RyanToth3 commented 4 years ago

Here's an app that repros the issue: https://microsoft-my.sharepoint.com/:u:/p/rytoth/EfzfFjfQd8FLu2_dUrdoCpUBxc0LQUV8Raij9OsIgJeyuw

Just run "dotnet ServiceHub.Sample.NugetClientApp.dll" nd you should see the error printed to the console.

ericstj commented 4 years ago

Perhaps a race condition between completion of the async I/O and its cancellation?

That doesn't agree with the frequency you are seeing this.

I see the code you pointed out only checks if the handle IsInvalid not closed. I see that the ReleaseHandle method doesn't actually clear the handle: https://github.com/dotnet/runtime/blob/6072e4d3a7a2a1493f514cdf4be75a3d56580e84/src/libraries/System.IO.Pipes/src/Microsoft/Win32/SafeHandles/SafePipeHandle.Windows.cs#L16

If I had to guess this isn't a race with completion, it's just that you are calling cancel on pipe that was disposed. I haven't dug into the dumps or repro yet, but that's my hunch.

carlossanlop commented 4 years ago

@AArnott did you get a chance to check if the pipe was being disposed before calling cancel as Eric suggested?

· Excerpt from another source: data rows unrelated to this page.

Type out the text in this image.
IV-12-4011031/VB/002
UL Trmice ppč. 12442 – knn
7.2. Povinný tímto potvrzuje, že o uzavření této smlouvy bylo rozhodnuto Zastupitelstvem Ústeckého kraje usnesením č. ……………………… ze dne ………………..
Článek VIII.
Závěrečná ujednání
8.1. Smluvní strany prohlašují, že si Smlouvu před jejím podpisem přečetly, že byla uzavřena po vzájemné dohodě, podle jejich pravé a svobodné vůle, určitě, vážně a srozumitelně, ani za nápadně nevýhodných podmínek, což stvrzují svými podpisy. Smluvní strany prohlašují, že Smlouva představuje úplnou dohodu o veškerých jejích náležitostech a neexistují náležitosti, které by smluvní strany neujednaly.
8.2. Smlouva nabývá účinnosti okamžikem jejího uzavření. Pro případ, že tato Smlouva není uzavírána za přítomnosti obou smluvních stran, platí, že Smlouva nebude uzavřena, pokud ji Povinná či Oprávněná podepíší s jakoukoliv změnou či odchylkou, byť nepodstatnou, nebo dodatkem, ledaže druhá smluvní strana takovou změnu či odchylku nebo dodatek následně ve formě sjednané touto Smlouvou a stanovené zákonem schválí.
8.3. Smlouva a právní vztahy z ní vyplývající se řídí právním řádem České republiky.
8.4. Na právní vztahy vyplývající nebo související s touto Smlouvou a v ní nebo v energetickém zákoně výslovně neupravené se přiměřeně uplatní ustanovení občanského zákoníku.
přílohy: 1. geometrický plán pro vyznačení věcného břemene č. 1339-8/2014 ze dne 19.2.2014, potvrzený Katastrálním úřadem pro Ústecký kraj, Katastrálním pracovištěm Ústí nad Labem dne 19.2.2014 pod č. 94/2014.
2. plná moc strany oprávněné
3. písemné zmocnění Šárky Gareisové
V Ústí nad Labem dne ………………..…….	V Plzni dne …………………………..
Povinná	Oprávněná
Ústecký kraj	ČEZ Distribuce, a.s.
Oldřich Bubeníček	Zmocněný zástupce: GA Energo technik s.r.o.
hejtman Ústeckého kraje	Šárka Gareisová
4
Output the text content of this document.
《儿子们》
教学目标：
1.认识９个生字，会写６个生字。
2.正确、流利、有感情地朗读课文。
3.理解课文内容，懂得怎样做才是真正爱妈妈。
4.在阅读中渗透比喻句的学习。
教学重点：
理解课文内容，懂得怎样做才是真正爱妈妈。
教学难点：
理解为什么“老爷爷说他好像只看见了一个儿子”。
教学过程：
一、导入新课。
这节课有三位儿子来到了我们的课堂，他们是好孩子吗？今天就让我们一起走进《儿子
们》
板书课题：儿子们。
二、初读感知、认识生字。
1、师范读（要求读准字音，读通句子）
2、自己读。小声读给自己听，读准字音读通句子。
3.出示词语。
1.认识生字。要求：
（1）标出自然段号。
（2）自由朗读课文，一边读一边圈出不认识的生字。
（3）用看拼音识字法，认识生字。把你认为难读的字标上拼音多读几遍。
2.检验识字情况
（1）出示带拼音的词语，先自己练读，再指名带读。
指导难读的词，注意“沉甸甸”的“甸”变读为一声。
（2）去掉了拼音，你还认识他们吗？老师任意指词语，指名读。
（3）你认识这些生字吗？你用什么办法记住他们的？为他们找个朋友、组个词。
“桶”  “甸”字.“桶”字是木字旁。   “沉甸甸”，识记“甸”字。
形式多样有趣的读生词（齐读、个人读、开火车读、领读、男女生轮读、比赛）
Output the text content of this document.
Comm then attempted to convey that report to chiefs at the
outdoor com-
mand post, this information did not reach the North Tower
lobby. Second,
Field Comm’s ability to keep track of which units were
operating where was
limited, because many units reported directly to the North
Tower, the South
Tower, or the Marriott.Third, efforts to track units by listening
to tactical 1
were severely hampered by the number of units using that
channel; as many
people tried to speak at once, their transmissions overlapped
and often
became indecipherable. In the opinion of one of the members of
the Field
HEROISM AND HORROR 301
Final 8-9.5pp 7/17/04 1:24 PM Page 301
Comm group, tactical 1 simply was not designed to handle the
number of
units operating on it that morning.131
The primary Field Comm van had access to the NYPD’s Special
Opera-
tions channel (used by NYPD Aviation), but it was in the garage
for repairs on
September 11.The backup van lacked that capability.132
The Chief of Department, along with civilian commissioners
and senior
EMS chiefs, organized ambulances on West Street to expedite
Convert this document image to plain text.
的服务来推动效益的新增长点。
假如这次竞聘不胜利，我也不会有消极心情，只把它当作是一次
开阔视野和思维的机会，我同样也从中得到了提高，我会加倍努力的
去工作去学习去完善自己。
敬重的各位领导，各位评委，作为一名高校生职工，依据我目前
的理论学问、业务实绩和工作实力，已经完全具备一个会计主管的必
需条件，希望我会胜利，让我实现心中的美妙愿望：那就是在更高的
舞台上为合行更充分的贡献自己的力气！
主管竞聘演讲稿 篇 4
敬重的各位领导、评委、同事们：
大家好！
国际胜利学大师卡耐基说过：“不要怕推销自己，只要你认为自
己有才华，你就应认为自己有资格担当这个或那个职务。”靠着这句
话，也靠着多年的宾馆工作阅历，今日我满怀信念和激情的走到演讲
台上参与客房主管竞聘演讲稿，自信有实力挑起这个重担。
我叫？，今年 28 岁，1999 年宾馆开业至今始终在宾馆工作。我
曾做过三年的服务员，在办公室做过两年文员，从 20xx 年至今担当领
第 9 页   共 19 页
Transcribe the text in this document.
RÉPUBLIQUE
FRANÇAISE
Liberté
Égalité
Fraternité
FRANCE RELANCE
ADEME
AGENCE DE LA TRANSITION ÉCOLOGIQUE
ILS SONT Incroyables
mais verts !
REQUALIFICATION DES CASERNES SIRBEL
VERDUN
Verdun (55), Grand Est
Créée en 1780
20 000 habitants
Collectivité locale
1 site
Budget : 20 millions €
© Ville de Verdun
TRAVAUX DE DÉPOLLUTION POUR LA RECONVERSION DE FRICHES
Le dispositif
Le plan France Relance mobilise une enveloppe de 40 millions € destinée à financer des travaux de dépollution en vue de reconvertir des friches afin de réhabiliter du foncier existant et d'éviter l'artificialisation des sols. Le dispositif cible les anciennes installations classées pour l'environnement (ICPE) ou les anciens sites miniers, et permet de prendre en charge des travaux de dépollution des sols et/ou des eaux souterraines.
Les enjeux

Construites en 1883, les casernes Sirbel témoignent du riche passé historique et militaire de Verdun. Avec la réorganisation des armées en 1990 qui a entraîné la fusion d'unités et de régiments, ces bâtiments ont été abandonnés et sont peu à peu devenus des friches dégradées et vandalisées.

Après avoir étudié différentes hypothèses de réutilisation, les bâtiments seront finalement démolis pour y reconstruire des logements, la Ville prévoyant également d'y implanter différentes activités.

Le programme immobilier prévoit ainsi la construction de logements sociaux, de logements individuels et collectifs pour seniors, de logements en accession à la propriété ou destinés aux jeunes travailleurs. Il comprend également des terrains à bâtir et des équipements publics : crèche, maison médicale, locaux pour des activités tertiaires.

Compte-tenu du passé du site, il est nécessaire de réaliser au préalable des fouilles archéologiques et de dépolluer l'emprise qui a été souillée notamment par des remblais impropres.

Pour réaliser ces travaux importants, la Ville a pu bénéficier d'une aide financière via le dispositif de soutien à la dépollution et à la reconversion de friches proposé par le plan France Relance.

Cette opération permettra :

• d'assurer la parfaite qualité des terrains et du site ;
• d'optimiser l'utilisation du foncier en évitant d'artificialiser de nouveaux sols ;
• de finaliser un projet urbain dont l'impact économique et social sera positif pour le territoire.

AArnott commented 4 years ago

@carlossanlop I didn't interpret @ericstj's comment as a suggestion toward me as much as speculation as to the conditions leading to the failure for consideration in a fix. It's quite possible that we close a pipe and then cancel a token that was used in I/O that was pending on that pipe. It's likely that races exist where the two steps happen concurrently, even if in this rather deterministic repro it's consistently ordered as dispose-then-cancel. Investigating the order this happens on our side would take a few hours at least. So if either of you two confirm it would help in your investigation and fix, we can pay that cost. But even if a race isn't responsible for this crash, the code does seem to be vulnerable to the race condition as well as simply sequentially executed dispose-and-cancel. I hope both can be fixed, if I'm right.